"Oh, don't ask Aunt Patricia!" cried the girl. "She thinks him quite the most fascinating man in London. Don't deny it, auntie!"

"I shan't," said that lady calmly, "for it's true! Count Poltavo," she paused to inspect through her lorgnettes some newcomers in the opposite box, "Count Poltavo is the only interesting man in London. He is a genius." She shut her lorgnettes with a snap. "It delights me to talk with him. He smiles and murmurs gay witticisms and quotes Talleyrand and Lucullus, and all the while in the back of his head, quite out of reach, his real opinions of you are being tabulated and ranged neatly in a row, like bottles on a shelf."

"I'd like to take down some of those bottles," said Doris thoughtfully. "Maybe some day I shall."

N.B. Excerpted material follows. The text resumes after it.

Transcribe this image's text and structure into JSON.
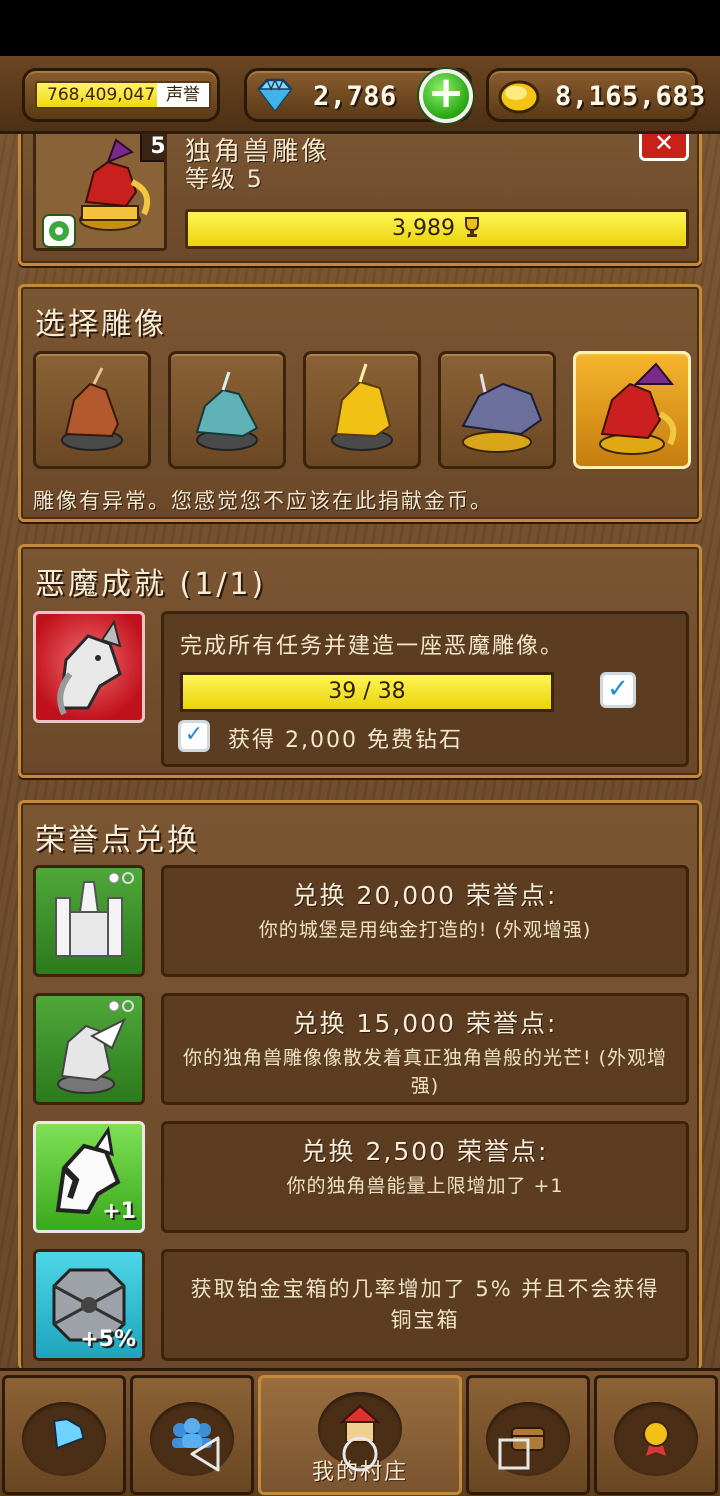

"They're probably labelled poison," remarked Van Ingen, a little viciously. He looked at the girl with a growing sense of injury. Of late she had seemed absolutely changed toward him; and from being his dear friend, his childhood's mate, with established intimacies, she had turned before his very eyes into an alien, almost an enemy, more beautiful than ever, to be true, but perverse, mocking, impish. She flouted him for his youth, his bluntness, his guileless transparency. But hardest of all to bear was the delicate derision with which she treated his awkward attempts to express his passion for her, to speak of the fever which had taken possession of him, almost against his will, and which at sight of her throbbed madly at his wrists and temples. And now, he reflected bitterly, with this velvet fop of a count looming up as a possible rival, with his savoir faire, and his absurd penchant for literature and art, what chance had he, a plain American, against such odds?—unless, as he profoundly believed, the chap was a crook. He determined to sound her father.

"Mr. Grayson," he asked aloud, "what do you think—halloo!" He sprang up suddenly and thrust out a supporting arm.

Grayson had risen, and stood swaying slightly upon his feet. He was frightfully pale, and his countenance was contracted as if in pain. He lifted a wavering hand to his brow.

"I—I feel ill," he said faintly. His hand fell limply to his side. He took a staggering step toward the door.

Van Ingen was beside him instantly.

"Lean on me, sir," he urged quietly.

He passed a steadying hand through Grayson's, and guided him toward the passage.